幸いにミルは、着替え中だったり、治療中だったりはしなかった。
「ナギ………!」
ベッドの上で半身を起こしていた少女は目を一杯に見開いて、ずっと案じていた少年の名を呼んだ。
◇
昨日と今日、ナギとミルは、細切れに言葉を交わしただけだった。
だからおおよその内容でしかないけれど、これまでのミルの経緯を、ナギはある程度は理解出来ていた。
昨日のあの馬車の中には、ヤナ人も子供も、ミルだけだったそうだった。
他の囚人は全て、大人のセナム人だったと言う。
セナムは、ナギとミルの故郷であるヤナ国の、西側に位置する国だ。
セナムとの国境線の辺りの地形は複雑で、その辺りではヤナとセナムと、ヴァルーダの領土が入り組んでいた。
おそらく奴隷商人達は、セナムに奴隷狩りに行ったのではないかとナギは思う。
ミルと詳しく話が出来ていないので推測に過ぎないけれど、奴隷商人達はセナムからヴァルーダに帰る道で、ヤナの領土を通ったのではないだろうか。

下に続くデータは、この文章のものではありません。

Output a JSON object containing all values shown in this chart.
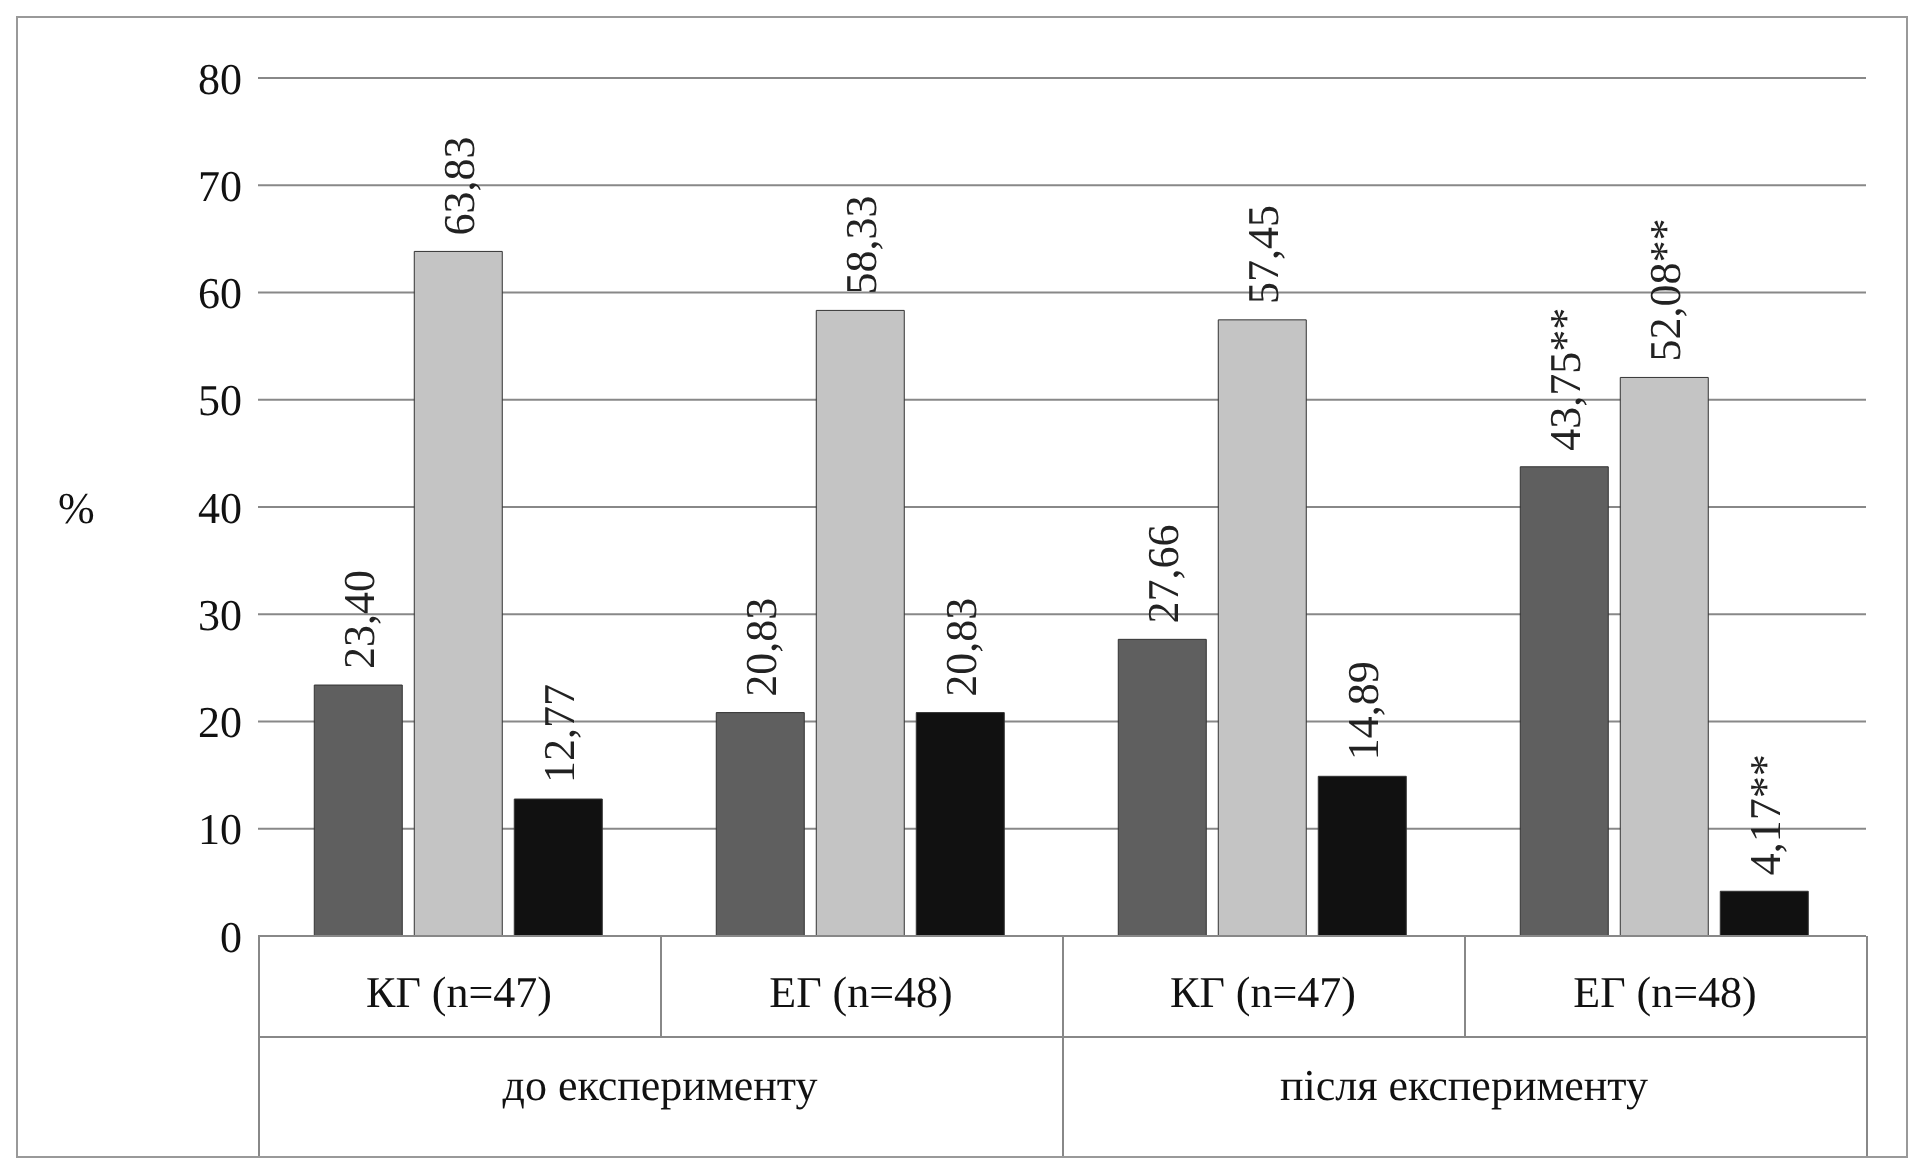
{
  "chart_data": {
    "type": "bar",
    "ylabel": "%",
    "categories": [
      "КГ (n=47)",
      "ЕГ (n=48)",
      "КГ (n=47)",
      "ЕГ (n=48)"
    ],
    "series": [
      {
        "color": "#5f5f5f",
        "values": [
          23.4,
          20.83,
          27.66,
          43.75
        ],
        "value_labels": [
          "23,40",
          "20,83",
          "27,66",
          "43,75**"
        ]
      },
      {
        "color": "#c4c4c4",
        "values": [
          63.83,
          58.33,
          57.45,
          52.08
        ],
        "value_labels": [
          "63,83",
          "58,33",
          "57,45",
          "52,08**"
        ]
      },
      {
        "color": "#111111",
        "values": [
          12.77,
          20.83,
          14.89,
          4.17
        ],
        "value_labels": [
          "12,77",
          "20,83",
          "14,89",
          "4,17**"
        ]
      }
    ],
    "annotations": [
      "до експерименту",
      "після експерименту"
    ],
    "ylim": [
      0,
      80
    ],
    "yticks": [
      0,
      10,
      20,
      30,
      40,
      50,
      60,
      70,
      80
    ],
    "grid": "y",
    "legend": false
  }
}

もしかしたらミルは、不幸な出会いで、ついでのように攫われたのではないだろうか。
ナギのこの推測は、ほぼ正解だった。
故郷が国境に近い所にあるミルは、一人で歩いていた時に、偶然に奴隷商人達の馬車と出会ってしまったのだ。
◇
セナム人の男女が既に何人もいた檻の中に、あの日少女は、まるでおまけのように押し込まれた。
突然、手と足に鎖を嵌められて。
恐怖で何度も泣き、互いに言葉の通じないセナムの人達に、少女は幾度も慰められた。
だがミルを襲った悲劇と困難は、それだけでは終わらなかった。
ここに売られてくるまでナギ達と同じように、ミルとセナムの人達も、時折馬車を降ろされて歩かされた。
ある時ミル達は、馬車の後ろを付いて歩くようにして、やや傾斜のきつい坂を登っていた。
すると突然、目の前で馬車の車輪が外れた。
何十キロとある重い鋼鉄の車輪が、ミル達を襲った。
当然よけようとした。
だが土の坂を車輪は不規則に跳ね、よけたミルを追うようにして少女を直撃した。
奴隷狩りの頭領が、ミルの怪我を「治りかけ」と言ったのは、完全な嘘ではなかった。
ミルの怪我は事故の直後はもっと酷くて、それから数日、ミルは馬車の中で寝たきりだった。
多分、死んでいてもおかしくはなかったと思う。
ミルにとって幸いだったのは、攫われたセナム人の中に、医術の心得がある男性がいたことだった。
異国人の少女を、セナム人の医師は、懸命に治療してくれた。
その時のことをミルはまだナギに詳しく話せていなかったが、奴隷商人達は事故からしばらくの間、自分を途中で捨てて行くことを検討していたと思う。
ミルの様子を見ながら、男達は何度も、不気味にひそひそと話し合っていた。
あのセナム人の医師には感謝してもしきれない。
互いに言葉が通じなかったので自分の体の状況を教えて貰うことは出来なかったが、ミルは動けるまでに回復し、おそらくはそのお蔭で、山野に置き去りにされずに済んだ。